Diphtheria is rare in Australia, but an increasing number of cases have been notified in recent years. Alongside notifications from 1999 to 2019, we analysed other relevant national data sources to evaluate trends over the past two decades. Diphtheria notifications (National Notifiable Diseases Surveillance System [NNDSS]), hospitalisations (National Hospital Morbidity Database [NHMD]) and deaths (Australian Bureau of Statistics and the Australian Coordinating Registry) were separately analysed by site of infection, age group, sex, state/territory, Aboriginal and Torres Strait Islander status, and vaccination status. During the study period, eight (0.002 per 100,000 population per year) cases of respiratory diphtheria and 38 (0.008 per 100,000 population per year) cases of cutaneous diphtheria were recorded in the NNDSS, with 45/46 reported in the nine years since 2011. Corynebacterium diphtheriae accounted for 87% of notified cases, who had a median age of 31.5 years (respiratory diphtheria) and 52.5 years (cutaneous diphtheria); no respiratory diphtheria was notified in those under 15 years of age. A majority of the cutaneous diphtheria cases (27/38; 71%) were acquired overseas, as were 3/8 (38%) of the respiratory diphtheria cases. Rates of both presentation types were higher in Aboriginal and Torres Strait Islander people (respiratory: 0.007 per 100,000 population per year; cutaneous: 0.021 per 100,000 population per year) than were rates in the overall population. Queensland had the highest rate of notified respiratory cases (0.007 per 100,000 population per year), and the Northern Territory the highest rate of cutaneous notifications (0.043 per 100,000 population per year). There were 29 hospitalisations with a principal-diagnosis diphtheria code in the NHMD between 2002 and 2018, of which eight were designated as respiratory (0.002 per 100,000 population per year), eight as cutaneous (0.002 per 100,000 population per year), and 13 with an unknown site of infection.
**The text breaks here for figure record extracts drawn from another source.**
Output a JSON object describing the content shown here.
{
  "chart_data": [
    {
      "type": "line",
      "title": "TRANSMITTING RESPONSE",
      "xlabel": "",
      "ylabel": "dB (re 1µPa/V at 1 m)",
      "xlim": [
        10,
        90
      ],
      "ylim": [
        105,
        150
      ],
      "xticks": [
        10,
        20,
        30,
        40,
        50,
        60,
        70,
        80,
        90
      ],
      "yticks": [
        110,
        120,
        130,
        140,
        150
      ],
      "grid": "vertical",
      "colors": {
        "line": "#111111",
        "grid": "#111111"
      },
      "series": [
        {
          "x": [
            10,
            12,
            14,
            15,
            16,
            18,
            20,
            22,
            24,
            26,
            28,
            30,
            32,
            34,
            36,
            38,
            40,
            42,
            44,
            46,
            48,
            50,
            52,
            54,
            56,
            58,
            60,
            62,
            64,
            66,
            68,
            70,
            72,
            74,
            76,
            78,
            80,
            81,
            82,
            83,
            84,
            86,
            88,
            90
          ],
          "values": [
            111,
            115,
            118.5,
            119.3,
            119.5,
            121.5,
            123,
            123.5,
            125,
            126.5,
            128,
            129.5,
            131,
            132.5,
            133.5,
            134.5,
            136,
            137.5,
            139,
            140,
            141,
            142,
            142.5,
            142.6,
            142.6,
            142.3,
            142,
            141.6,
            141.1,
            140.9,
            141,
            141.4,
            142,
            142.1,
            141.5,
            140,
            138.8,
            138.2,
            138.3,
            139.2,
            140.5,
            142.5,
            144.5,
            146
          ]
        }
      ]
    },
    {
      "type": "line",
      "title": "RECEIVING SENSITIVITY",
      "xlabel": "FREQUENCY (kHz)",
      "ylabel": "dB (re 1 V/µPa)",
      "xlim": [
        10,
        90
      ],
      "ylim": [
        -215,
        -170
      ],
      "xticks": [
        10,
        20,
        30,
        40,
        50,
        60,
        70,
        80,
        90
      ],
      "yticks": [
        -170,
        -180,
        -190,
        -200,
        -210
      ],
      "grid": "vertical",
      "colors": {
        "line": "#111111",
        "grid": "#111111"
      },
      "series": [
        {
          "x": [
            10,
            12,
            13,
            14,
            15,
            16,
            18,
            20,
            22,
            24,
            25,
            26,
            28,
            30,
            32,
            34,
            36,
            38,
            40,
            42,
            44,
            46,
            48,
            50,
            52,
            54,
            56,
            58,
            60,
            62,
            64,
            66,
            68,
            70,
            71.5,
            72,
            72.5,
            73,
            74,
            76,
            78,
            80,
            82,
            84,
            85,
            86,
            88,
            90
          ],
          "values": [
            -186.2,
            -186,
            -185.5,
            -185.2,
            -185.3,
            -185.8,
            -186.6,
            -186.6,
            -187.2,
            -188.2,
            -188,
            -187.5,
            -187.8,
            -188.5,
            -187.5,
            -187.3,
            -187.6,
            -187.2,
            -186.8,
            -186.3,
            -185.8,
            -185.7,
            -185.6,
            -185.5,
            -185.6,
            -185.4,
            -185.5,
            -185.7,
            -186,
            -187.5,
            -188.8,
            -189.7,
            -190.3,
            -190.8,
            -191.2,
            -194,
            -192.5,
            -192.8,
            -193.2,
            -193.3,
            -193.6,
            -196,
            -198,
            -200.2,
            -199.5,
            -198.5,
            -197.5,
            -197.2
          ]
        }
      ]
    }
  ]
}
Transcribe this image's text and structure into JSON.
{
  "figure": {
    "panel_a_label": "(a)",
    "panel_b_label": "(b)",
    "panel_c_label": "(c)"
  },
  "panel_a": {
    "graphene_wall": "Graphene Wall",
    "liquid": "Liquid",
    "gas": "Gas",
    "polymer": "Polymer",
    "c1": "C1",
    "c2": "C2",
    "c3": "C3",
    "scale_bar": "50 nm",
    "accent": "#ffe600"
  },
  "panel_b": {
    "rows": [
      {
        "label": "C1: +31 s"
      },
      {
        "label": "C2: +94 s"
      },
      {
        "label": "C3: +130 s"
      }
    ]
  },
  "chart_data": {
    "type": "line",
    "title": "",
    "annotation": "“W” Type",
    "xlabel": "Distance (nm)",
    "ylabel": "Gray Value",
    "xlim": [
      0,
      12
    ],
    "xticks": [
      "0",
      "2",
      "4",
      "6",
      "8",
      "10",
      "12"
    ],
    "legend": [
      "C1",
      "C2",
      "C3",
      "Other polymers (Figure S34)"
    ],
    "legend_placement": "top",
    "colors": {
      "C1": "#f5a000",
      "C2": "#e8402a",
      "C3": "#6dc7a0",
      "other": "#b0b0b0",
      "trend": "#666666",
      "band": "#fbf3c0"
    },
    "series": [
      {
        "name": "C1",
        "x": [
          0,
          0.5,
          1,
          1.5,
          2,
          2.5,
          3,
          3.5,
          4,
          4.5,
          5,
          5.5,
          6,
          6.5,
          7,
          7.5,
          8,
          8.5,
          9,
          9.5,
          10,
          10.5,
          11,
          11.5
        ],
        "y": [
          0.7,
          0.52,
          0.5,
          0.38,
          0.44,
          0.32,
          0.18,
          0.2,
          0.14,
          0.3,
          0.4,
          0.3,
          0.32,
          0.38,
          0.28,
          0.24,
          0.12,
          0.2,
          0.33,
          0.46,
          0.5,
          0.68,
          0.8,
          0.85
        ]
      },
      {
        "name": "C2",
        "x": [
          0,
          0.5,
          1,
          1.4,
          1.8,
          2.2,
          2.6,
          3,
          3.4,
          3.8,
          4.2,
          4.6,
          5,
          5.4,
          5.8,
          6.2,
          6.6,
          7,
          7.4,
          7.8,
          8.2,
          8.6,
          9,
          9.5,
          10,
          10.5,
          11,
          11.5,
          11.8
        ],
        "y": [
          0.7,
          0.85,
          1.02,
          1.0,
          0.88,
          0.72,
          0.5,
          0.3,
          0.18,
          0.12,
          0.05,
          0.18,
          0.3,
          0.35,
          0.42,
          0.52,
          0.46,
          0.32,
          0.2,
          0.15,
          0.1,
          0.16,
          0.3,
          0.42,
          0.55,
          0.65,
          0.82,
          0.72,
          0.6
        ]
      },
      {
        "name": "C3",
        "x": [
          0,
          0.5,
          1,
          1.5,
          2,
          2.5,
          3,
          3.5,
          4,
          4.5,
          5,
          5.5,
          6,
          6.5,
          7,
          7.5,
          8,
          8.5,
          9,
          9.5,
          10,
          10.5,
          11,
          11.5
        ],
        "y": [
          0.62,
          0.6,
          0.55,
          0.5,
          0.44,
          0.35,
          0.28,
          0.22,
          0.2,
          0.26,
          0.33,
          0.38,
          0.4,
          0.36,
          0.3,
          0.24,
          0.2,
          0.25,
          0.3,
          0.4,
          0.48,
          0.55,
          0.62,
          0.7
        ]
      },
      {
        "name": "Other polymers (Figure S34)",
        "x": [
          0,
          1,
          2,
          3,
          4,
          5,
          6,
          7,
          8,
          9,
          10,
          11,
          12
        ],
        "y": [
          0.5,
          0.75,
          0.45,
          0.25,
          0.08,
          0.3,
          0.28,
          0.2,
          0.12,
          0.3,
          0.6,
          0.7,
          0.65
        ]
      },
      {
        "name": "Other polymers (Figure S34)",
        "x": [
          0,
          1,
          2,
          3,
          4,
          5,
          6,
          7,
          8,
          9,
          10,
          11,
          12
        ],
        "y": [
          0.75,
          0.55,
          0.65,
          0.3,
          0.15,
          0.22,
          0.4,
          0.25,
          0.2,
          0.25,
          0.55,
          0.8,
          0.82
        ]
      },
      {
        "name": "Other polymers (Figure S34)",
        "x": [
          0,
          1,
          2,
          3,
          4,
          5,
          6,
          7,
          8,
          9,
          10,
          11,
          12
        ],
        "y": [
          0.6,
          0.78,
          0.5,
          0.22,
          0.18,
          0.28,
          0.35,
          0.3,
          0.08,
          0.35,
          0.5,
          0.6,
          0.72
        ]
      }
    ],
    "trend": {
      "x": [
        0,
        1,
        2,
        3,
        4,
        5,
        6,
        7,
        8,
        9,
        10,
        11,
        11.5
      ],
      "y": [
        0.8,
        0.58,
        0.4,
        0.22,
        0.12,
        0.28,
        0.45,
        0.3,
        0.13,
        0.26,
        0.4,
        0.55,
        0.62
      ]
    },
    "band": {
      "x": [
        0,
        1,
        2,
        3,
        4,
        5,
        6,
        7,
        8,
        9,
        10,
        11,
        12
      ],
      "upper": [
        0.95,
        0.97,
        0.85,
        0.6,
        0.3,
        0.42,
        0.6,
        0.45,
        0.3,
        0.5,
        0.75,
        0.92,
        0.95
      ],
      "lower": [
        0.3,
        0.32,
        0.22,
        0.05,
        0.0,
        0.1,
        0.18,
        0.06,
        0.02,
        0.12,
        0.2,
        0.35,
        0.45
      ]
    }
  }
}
Among notified cases, two deaths were reported in unvaccinated people in Queensland. Although diphtheria remains rare in Australia, 45 cases were notified in the years 2011-2019, compared with one case between 1999 and 2010. Robust surveillance remains important to detect all cases. High immunity will need to be maintained across all age groups to prevent outbreaks, and travel and adult booster doses should be encouraged.